Recep Tayyip Erdogan
Recep Tayyip ErdoganReuters

Turkish President Recep Tayyip Erdogan paid a surprise visit to Hagia Sophia days before the first Islamic prayers are to be held at the Istanbul landmark reconverted to a mosque last week. Erdogan walked inside the structure, which was for 900 years the most important Eastern church and the seat of the Roman Empire.

Necip Fazil Kisakurek, the most important Islamist poet of the time, on 29 December 1965, during a conference on Hagia Sophia, said that the decision to convert the structure into a museum was like “putting the spirit of the Turks within a museum”. Referring to the government of Ataturk as a “clique”, Kisakurek accused it of having committed an act of unspeakable self-harm.

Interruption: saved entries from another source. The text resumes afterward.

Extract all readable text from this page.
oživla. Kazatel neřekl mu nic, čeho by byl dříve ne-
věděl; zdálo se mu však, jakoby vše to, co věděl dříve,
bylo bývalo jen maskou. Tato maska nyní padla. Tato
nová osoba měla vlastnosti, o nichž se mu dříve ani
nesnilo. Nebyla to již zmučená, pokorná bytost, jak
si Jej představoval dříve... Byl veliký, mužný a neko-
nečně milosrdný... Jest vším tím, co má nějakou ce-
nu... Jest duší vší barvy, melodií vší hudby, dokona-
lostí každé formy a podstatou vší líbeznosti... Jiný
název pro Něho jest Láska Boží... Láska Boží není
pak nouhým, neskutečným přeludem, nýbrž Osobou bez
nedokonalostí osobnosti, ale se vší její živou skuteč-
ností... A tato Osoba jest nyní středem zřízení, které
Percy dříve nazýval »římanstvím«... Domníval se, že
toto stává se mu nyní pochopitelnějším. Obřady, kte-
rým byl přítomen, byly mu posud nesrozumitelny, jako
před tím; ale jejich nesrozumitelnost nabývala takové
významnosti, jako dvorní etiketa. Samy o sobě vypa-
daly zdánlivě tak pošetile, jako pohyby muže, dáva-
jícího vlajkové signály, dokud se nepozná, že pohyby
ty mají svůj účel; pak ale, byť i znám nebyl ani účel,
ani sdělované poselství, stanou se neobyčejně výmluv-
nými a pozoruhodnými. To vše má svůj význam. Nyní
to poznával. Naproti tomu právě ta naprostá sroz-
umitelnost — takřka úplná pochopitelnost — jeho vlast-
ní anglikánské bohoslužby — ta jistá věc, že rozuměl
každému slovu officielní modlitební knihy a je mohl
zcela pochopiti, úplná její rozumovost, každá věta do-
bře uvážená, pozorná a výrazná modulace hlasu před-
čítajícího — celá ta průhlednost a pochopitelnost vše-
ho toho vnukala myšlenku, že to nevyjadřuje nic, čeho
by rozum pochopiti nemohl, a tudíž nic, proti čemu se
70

In that 1965 speech, the poet also said that the conversion of the Hagia Sophia into a mosque was only a matter of time. When Turkish President Erdogan hailed the court ruling over the conversion of Hagia Sophia to a mosque, he quoted Kisakurek's 1965 conference.

On Friday, July 24th, two imams and four muezzins will recite the first Islamic prayer in the new mosque of Hagia Sophia in Istanbul. It is the anniversary of the Lausanne Treaty, which marked the borders of modern Turkey.

“Erdogan will want the Western world especially to watch closely”, Selim Koru writes in the New York Times. The Turkish ruler wants the West to see him praying as the reconqueror of Istanbul’s most important site.

“Islam orders it and the Prophet Muhammad has constantly repeated it to believers: Muslims must live united under the absolutist banner of a Caliph, the only representative of Allah on earth,” Algerian novelist Boualem Sansal told me. “They did this for 14 centuries, until the XX century, when the Western countries dismantled the Ottoman Empire and worked for the abolition of the Caliphate, which took place on March 3, 1924."

"With the transformation of Saint Sophia into a mosque, Erdogan has performed strong symbolic acts that in the months and years to come will produce significant effects. Istanbul will become the center of the Muslim world and Hagia Sophia will dethrone [Egypt's] Al Azhar and infuse new energy into the Muslim world.”

Sansal was shocked by the silence of the West about Hagia Sophia. “Western leaders have never fully understood Islam, nor have they correctly perceived the obsessions and impulses that are profoundly influencing the Ummah. Today no European leader stands up to Erdogan, everyone fears him and does everything to please him”.

The fall of Constantinople in 1453 changed everything. The borders of the West were beaten by a new religious war reaching the Balkans. And it was precisely Western indifference then to what happened in Constantinople that marked its fate.

As ground breaking historian Ferdinand Braudel said (also unintentionally giving a deeper understanding of the need for the Noahide laws) in 1985 in Châteauvallon, Provence, in a meeting with Hélène Ahrweiler, Greek Byzantinologist and rector of the Sorbonne: “We have dismembered the Byzantine Empire alive, just as cookbooks prescribe when they say: 'The rabbit must be skinned alive'! We have skinned Byzantium alive.”

The West continues to pay for that betrayal. Islam will overrun it.